Видеть-то Федор подобные схватки со зверем видел, но тогда на страховке у поединщика до пяти охотников было, а он сегодня один, некому его подстраховать. Война! В первый месяц почти всех мужиков из деревни побрали. И понятно! Охотники! Кому, как не им, воевать. С детства к оружию привыкшие. Отец тоже охотником знатным был, да не повезло ему. С медведем схватился один на один. Булаву-то, обитую медными шипами, он мишке в морду сунул, тот схватил ее, да, видимо, наколовшись, отпустил… и навалился на охотника. Только через двое суток истерзанное тело нашли. Но Федор об этом не думал. «Дед-то вон сколь матерых завалил, и ничего…» Правда сказать, дед был более двух метров ростом, весил сто сорок килограммов, и силушки на всю деревню хватало. Бывало, в праздник мужики напьются, задерутся, бегут бабы к деду: «Федор Федорович, уйми ты мужиков, не дай бог покалечат друг друга». И унимал. Подхватит оглоблю или жердину из изгороди выдернет и ну ею охаживать буйных. Федору-внуку еще ой как далеко до Федора-деда. Вот и сегодня… чуть свет пошел в тайгу, а деду не сказал. Отговорил бы старый или следом увязался. Хотя и могуч дед, а ему-то уж девяносто семь… Поберечь надо старого…
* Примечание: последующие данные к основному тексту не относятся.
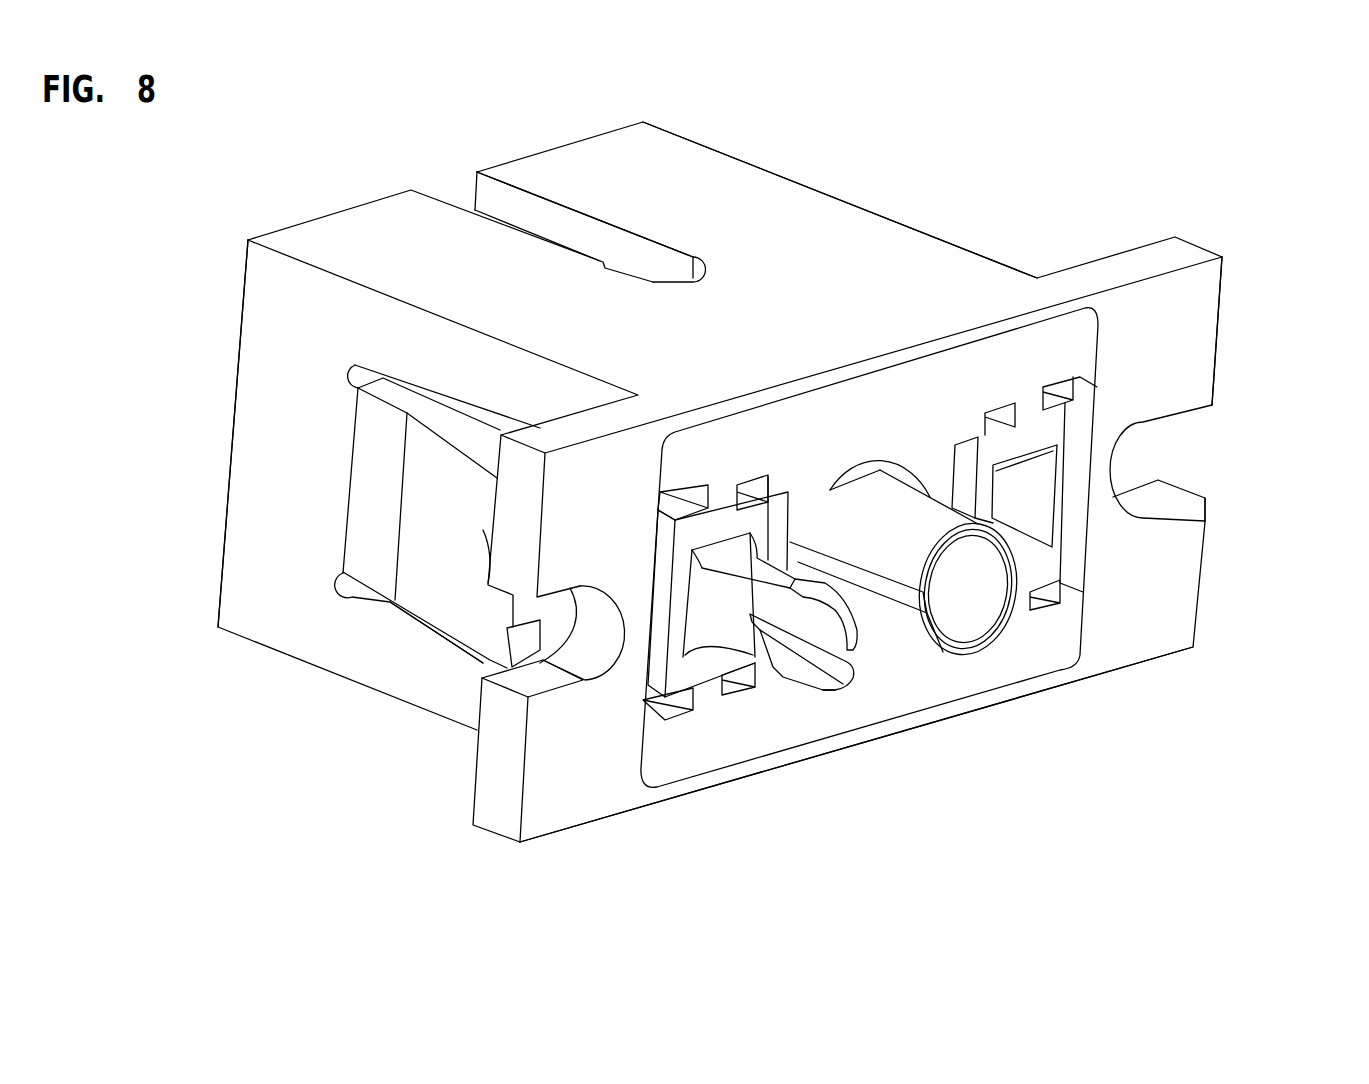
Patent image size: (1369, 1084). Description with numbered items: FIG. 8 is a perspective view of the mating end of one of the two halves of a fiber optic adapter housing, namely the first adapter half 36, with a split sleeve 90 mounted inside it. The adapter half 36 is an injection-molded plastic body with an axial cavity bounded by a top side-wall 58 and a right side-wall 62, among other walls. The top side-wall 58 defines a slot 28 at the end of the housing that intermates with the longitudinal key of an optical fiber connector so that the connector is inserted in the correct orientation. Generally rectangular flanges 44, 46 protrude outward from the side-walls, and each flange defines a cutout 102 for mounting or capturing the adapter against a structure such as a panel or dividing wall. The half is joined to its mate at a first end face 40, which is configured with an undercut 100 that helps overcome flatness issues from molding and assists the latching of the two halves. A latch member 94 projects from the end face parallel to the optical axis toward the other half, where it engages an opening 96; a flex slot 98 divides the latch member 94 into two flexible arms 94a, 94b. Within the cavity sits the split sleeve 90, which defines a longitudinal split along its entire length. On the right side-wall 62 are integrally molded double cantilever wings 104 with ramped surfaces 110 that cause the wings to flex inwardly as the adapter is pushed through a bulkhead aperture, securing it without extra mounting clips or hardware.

The slot 28 is at (460, 200).
The top side-wall 58 is at (708, 195).
The first adapter half 36 is at (944, 222).
The undercut 100 is at (1069, 340).
The flange 44 is at (1216, 338).
The cutout 102 is at (606, 618).
The opening 96 is at (1044, 528).
The flexible arm 94b is at (812, 608).
The ramped surface 110 is at (468, 552).
The right side-wall 62 is at (273, 615).
The double cantilever wings 104 is at (433, 610).
The flange 46 is at (500, 765).
The first end face 40 is at (577, 792).
The latch member 94 is at (777, 680).
The flexible arm 94a is at (825, 690).
The flex slot 98 is at (852, 663).
The split sleeve 90 is at (990, 632).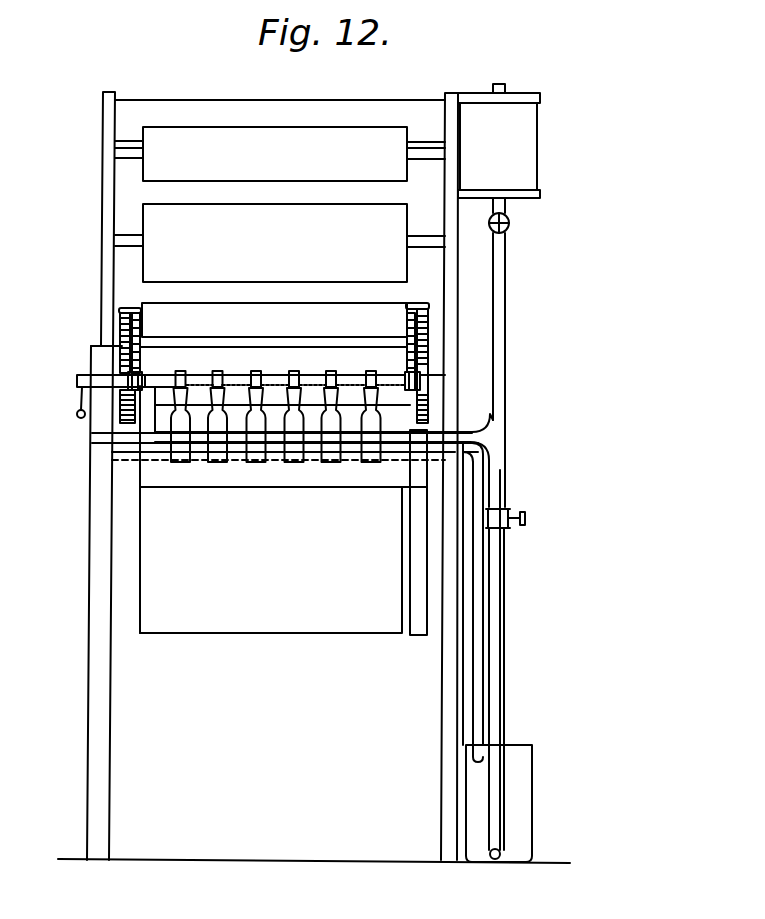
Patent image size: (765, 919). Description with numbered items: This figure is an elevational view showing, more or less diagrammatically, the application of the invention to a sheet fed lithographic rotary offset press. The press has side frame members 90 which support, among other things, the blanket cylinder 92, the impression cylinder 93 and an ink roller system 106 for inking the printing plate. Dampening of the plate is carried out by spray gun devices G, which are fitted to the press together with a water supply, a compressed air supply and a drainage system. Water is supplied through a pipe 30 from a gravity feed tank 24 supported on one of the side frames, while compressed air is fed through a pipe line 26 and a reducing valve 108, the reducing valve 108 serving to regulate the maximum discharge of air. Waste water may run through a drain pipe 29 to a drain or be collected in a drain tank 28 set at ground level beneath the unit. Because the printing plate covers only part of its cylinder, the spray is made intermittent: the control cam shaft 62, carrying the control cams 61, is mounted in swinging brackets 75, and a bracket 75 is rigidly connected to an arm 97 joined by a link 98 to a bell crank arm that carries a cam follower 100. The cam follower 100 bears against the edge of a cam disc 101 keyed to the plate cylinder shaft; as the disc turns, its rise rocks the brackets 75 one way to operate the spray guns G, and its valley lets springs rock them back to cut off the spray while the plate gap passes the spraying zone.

The gravity feed tank 24 is at (515, 158).
The pipe line 26 is at (497, 636).
The drain tank 28 is at (512, 814).
The drain pipe 29 is at (480, 573).
The pipe 30 is at (501, 269).
The control cams 61 is at (276, 434).
The control cam shaft 62 is at (310, 376).
The swinging brackets 75 is at (142, 372).
The side frame members 90 is at (448, 806).
The blanket cylinder 92 is at (150, 472).
The impression cylinder 93 is at (304, 618).
The arm 97 is at (143, 324).
The link 98 is at (120, 322).
The cam follower 100 is at (120, 357).
The cam disc 101 is at (120, 417).
The ink roller system 106 is at (313, 123).
The reducing valve 108 is at (514, 510).
The spray gun devices G is at (314, 434).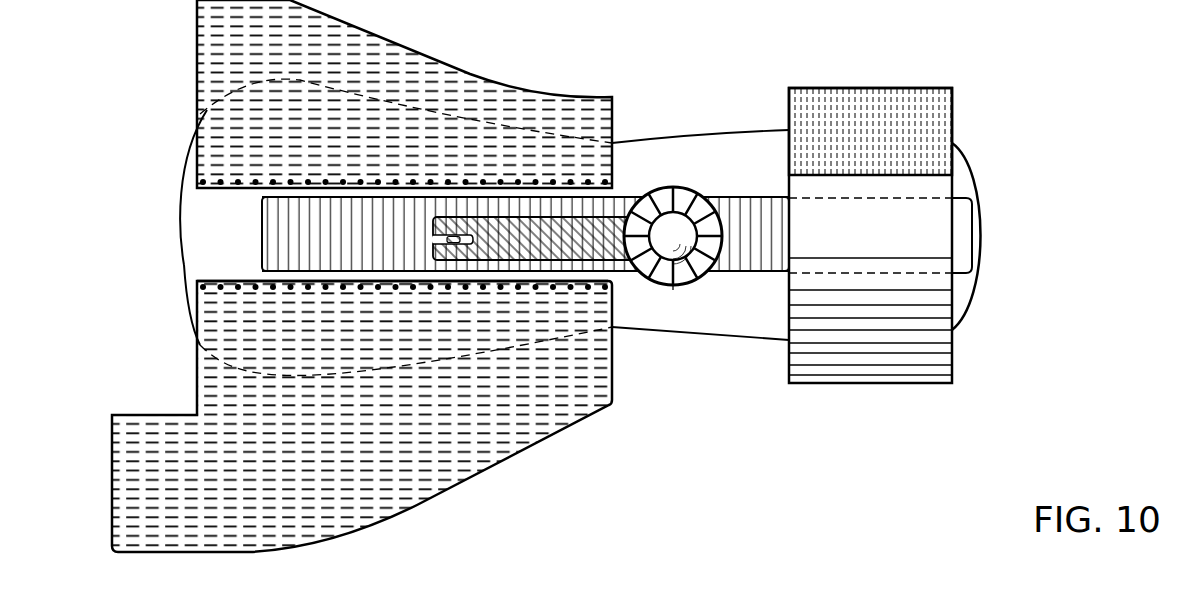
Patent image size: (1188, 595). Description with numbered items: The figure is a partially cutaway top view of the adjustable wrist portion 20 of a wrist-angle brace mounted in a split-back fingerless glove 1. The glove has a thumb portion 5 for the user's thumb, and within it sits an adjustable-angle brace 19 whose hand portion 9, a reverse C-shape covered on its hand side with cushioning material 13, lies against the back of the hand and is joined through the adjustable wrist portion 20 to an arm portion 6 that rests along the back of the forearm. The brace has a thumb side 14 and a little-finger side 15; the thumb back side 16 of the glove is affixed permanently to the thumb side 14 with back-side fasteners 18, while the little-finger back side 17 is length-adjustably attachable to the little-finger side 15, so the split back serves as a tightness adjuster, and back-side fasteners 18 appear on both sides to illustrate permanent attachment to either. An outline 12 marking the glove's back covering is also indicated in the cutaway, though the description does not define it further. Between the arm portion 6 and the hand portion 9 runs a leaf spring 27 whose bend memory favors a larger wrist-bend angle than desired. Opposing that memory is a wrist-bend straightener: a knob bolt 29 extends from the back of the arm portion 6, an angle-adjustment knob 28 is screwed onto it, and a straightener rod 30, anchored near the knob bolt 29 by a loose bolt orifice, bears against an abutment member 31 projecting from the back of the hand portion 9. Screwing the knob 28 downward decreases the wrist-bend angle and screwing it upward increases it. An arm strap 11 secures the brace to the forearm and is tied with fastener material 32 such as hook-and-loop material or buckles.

The fingerless glove 1 is at (609, 460).
The thumb portion 5 is at (160, 493).
The arm portion 6 is at (962, 185).
The hand portion 9 is at (232, 247).
The arm strap 11 is at (880, 247).
The cover 12 is at (310, 117).
The cushioning material 13 is at (746, 5).
The thumb side 14 is at (184, 292).
The little-finger side 15 is at (188, 158).
The thumb back side 16 is at (247, 279).
The little-finger back side 17 is at (228, 192).
The back-side fasteners 18 is at (200, 182).
The adjustable-angle brace 19 is at (1040, 228).
The adjustable wrist portion 20 is at (685, 173).
The leaf spring 27 is at (308, 252).
The angle-adjustment knob 28 is at (673, 285).
The knob bolt 29 is at (683, 5).
The straightener rod 30 is at (530, 235).
The abutment member 31 is at (455, 238).
The fastener material 32 is at (895, 127).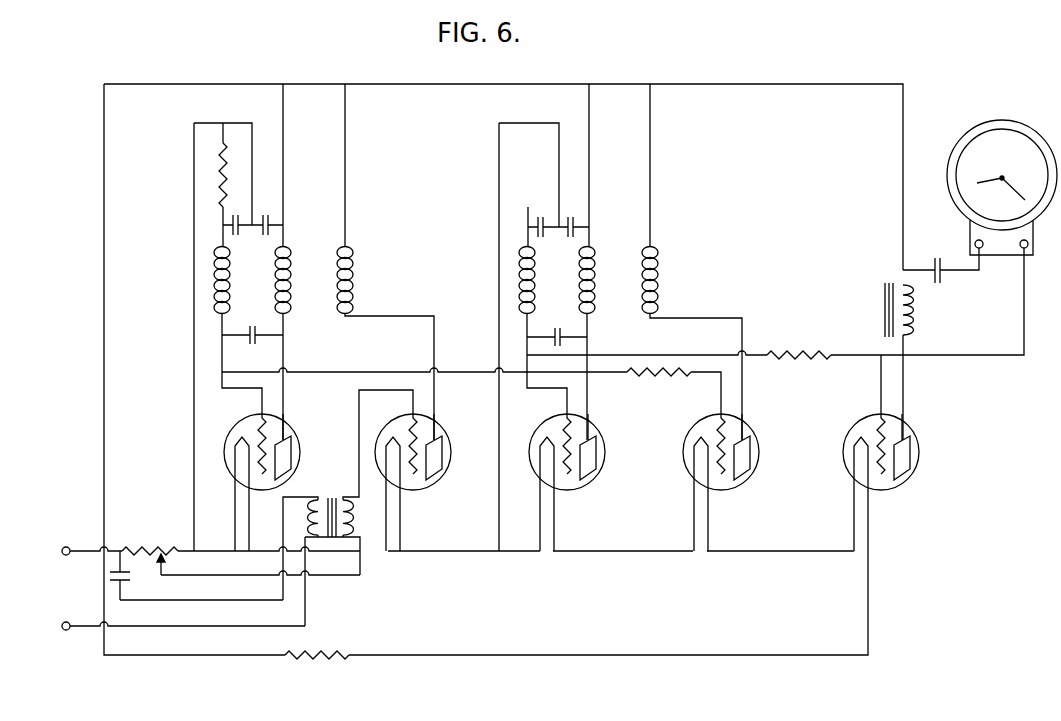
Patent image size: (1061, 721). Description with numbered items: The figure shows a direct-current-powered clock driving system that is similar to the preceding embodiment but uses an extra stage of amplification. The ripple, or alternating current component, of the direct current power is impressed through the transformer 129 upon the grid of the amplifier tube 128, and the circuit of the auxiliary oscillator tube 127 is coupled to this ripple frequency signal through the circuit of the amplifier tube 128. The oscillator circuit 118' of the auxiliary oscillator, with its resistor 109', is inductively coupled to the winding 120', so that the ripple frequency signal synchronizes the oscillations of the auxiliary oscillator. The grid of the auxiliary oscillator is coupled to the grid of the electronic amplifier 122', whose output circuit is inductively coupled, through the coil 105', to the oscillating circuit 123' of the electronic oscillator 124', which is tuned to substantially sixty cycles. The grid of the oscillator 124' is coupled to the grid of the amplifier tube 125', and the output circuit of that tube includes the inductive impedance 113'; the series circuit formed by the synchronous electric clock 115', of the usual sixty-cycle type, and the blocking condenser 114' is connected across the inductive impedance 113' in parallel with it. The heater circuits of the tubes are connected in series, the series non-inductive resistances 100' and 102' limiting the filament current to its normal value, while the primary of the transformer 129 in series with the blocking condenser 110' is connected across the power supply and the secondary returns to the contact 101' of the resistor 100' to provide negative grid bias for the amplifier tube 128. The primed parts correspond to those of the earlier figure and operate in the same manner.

The resistor 109' is at (187, 165).
The oscillator circuit 118' is at (215, 280).
The winding 120' is at (376, 280).
The oscillating circuit 123' is at (524, 280).
The coil 105' is at (685, 280).
The auxiliary oscillator tube 127 is at (312, 420).
The amplifier tube 128 is at (452, 432).
The transformer 129 is at (331, 500).
The electronic oscillator 124' is at (586, 482).
The electronic amplifier 122' is at (739, 478).
The amplifier tube 125' is at (899, 478).
The resistor 100' is at (150, 536).
The contact 101' is at (188, 564).
The blocking condenser 110' is at (150, 576).
The resistor 102' is at (328, 672).
The inductive impedance 113' is at (924, 310).
The blocking condenser 114' is at (941, 254).
The synchronous electric clock 115' is at (1002, 177).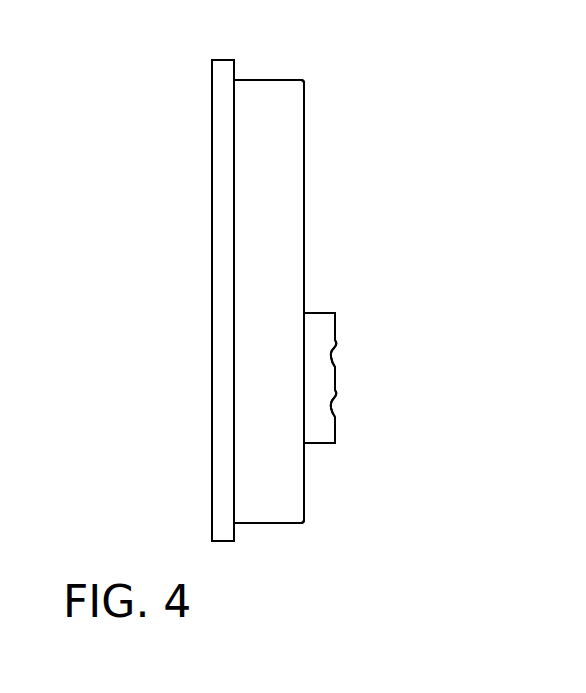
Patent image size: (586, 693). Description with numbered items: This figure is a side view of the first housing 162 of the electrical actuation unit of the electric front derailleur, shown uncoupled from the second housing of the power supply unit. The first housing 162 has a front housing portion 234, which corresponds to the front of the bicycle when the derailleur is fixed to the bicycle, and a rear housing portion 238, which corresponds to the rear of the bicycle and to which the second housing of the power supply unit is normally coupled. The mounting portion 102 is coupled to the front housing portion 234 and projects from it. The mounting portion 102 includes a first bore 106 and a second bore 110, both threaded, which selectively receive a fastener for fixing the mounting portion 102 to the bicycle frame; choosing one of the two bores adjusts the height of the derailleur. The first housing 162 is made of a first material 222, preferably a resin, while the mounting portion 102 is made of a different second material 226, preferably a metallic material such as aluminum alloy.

The rear housing portion 238 is at (211, 155).
The front housing portion 234 is at (304, 150).
The first housing 162 is at (285, 205).
The mounting portion 102 is at (327, 313).
The second material 226 is at (315, 383).
The second bore 110 is at (333, 345).
The bore 106 is at (333, 395).
The first material 222 is at (287, 502).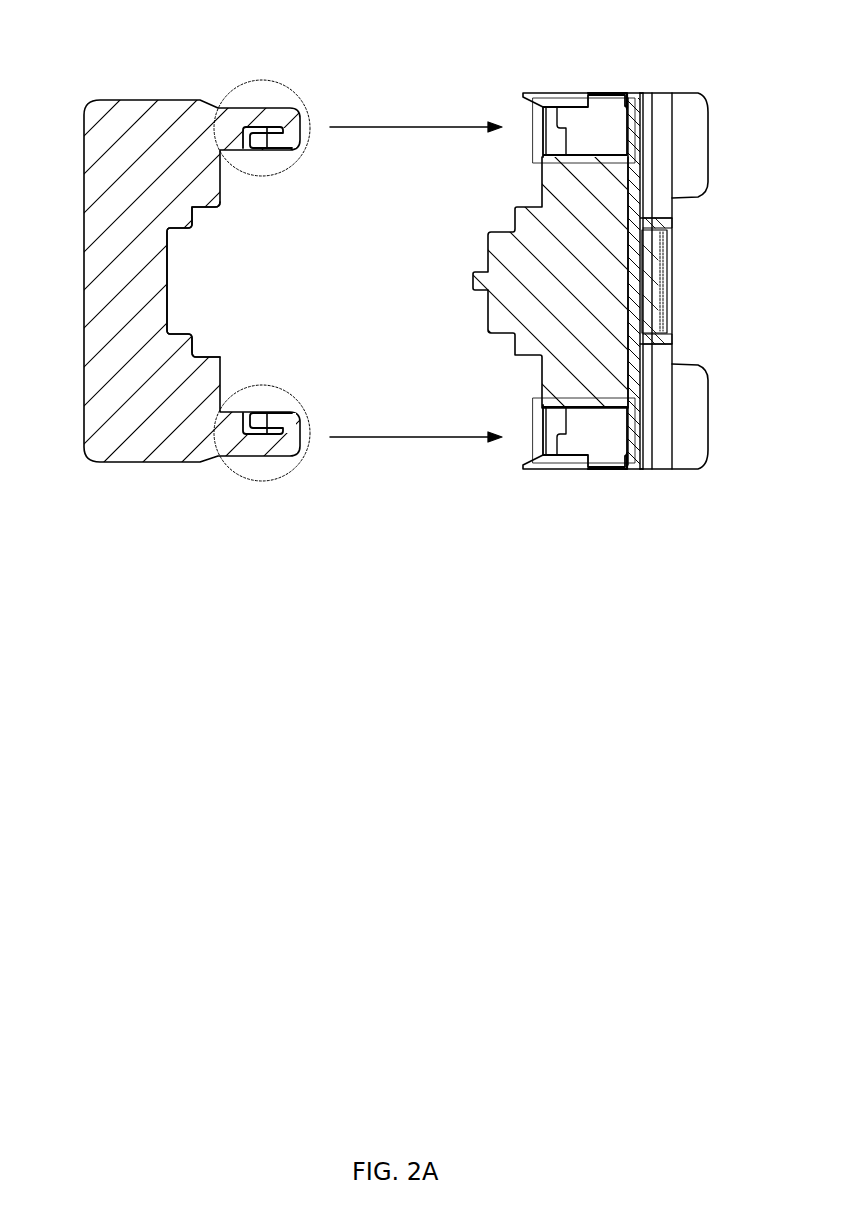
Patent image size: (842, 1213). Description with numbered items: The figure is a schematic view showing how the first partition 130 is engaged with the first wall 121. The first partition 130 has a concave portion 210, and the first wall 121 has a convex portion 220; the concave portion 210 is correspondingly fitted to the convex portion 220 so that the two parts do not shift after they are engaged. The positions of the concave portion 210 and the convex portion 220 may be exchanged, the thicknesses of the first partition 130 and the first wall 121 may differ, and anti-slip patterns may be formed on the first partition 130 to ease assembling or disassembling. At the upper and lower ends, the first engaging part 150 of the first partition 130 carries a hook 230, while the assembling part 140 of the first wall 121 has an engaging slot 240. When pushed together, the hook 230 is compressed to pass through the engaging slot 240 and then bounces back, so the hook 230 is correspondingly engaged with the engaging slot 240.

Вот и примеченное место. Меж двух ветром вывороченных с корнями сосен и устроил себе мишка берлогу – парок еле заметно вьется из-под снега, как раз меж корней.
«Спит косолапый, – усмехнулся Федор. – Ну, я сейчас устрою тебе побудку!»
Федор убрал в сторону лыжи, санки. Вскарабкавшись метра на три на подсыхающую сосну, на сучок повесил карабин. Это на всякой случай. Коли завалить медведя не удастся, то дерево и карабин на нем могут спасти охотнику жизнь. На земле, тем более по снегу, от разъяренного зверя не уйти.
Из укромного места Федор вытащил лопату и принялся расчищать от снега место предстоящей схватки. Молодой охотник давно уже все продумал и даже длинную жердину, которой собирался будить зверя, приготовил заранее.
Отдохнув, он решительно взялся за очищенную от веток и от коры лесину.
Где находится вход в берлогу, Федор высмотрел давно и теперь безошибочно воткнул заостренный конец жерди сквозь засыпанные снегом ветки во что-то мягкое. «Попал, – радостно екнуло сердце, – с первого раза!» Молодой охотник принялся ворочать жердиной из стороны в сторону. Вскоре ледяная корка пошла трещинами, ветки, прикрывавшие вход в берлогу, с треском и комьями снега разлетелись в стороны, и хозяин берлоги с ревом показался из открывшегося черного зева. Свет ударил зверя по глазам, и тот отчаянно тер их, захватывая лапой снег. Вдруг он замер, увидев того, кто потревожил его сон. Взревев, он поднялся на задние лапы. Федор только и ждал этого момента. Он ткнул шипастой палицей медведю в раскрытую в оскале пасть и отдернул, опередив на какое-то мгновение могучую лапу зверя. Шагнув вперед, Федор еще раз ткнул палицей в медвежью морду. Зверь обеими лапами ударил по утолщению палицы, нанизывая их на острые треугольные грани шипов. От боли зверь заревел и еще сильнее сжал палицу. Федору показалось, что медные пластины, на которых находись шипы, лопнули. Извернувшись, охотник выхватил из-за пояса полуметровый нож и всадил его по самую рукоять зверю под левую лопатку. Медведь продолжал стоять.
«Неужто промазал?!» – запоздало мелькнуло в голове, но рассуждать было некогда. Федор метнулся к спасительному дереву. Через какое-то мгновение он уже был на сосне метрах в шести от земли и привычно передергивал затвор карабина. Страха не было. Он просто не успел испугаться.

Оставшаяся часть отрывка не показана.